Like the proverbial iceberg, Eloise Hawser’s new exhibition is more about what lurks beneath the water than above it. Dredging up data on H20 from historical records, medical imaging and the sewerage system, the idea is to show a connection between the passage of water in the Thames and the flow of fluid in our bodies. Meaning: if there’s something in the water, then there’s something in you too.

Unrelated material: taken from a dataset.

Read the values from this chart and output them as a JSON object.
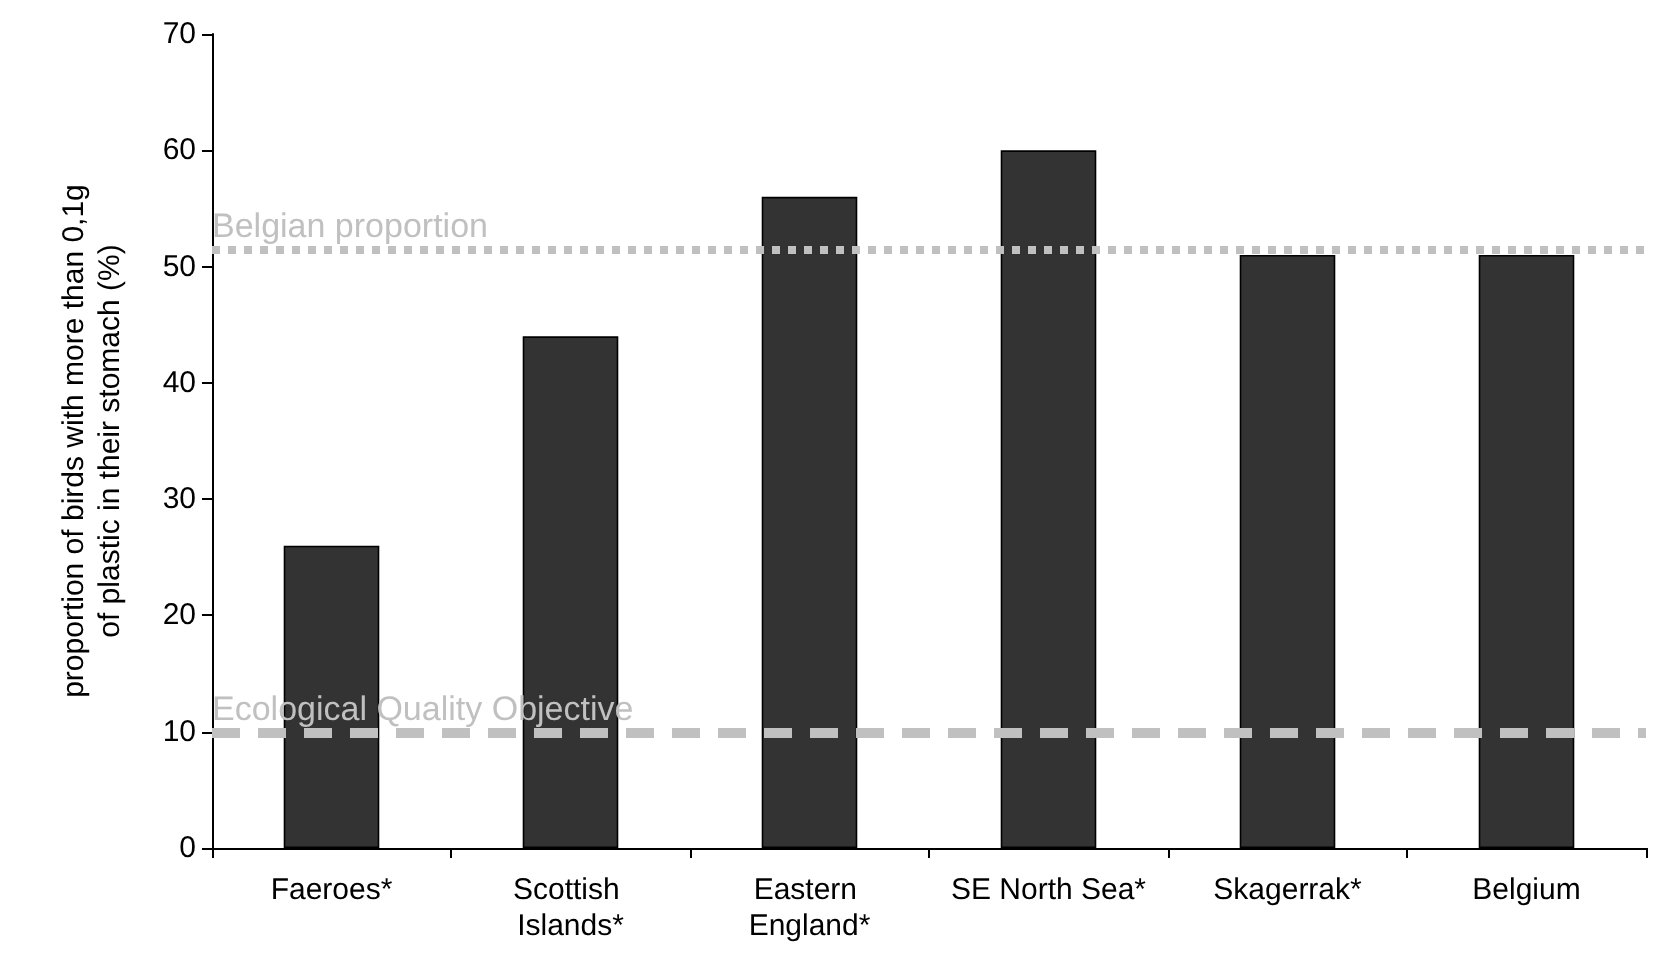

To do this, Hawser starts with the history of London’s liquid lifeline. On the floor of rooms one and two is a digital print of a 1928 Port of London Authority river survey. Created to record water depth, the interesting thing now is that the map overlaps with the area Somerset House is on. With the real-life Thames visible out the Terrace Room windows, Hawser’s basic point is clear; the city’s history, the modern river and the person walking through the exhibition link together.
It’s here that the ghostly and unsettling feeling that drips through the exhibition is also created. Waterbabies we might be, but the artist is eager to demonstrate the destructive power of the river. There’s a silkscreen image of stone lions used to monitor rising tides and the accompanying warning, ‘When The Lions Drink, London Will Sink…’. More worrying still is the Cholera Map from 1849, with the diseased areas marked out in bright blue splodges (South London is the worst off, being a giant Rorschach blob of infection).
Yet despite being all about diving beneath the surface, parts of the exhibition are frustratingly impenetrable. Medical ‘phantoms’ (machines and models used to analyse body liquids) haunt the space. Some, like the ‘Virtual Human Male Pelvis Phantom’ are fascinating and enjoyably creepy, whilst the meaning of others is as murky and unfathomable as Bankside silt.
What does work though, is Hawser’s insistence that by sharing a substance there’s an almost-mythical connection between Londoners and their river - you can almost feel it in your waters.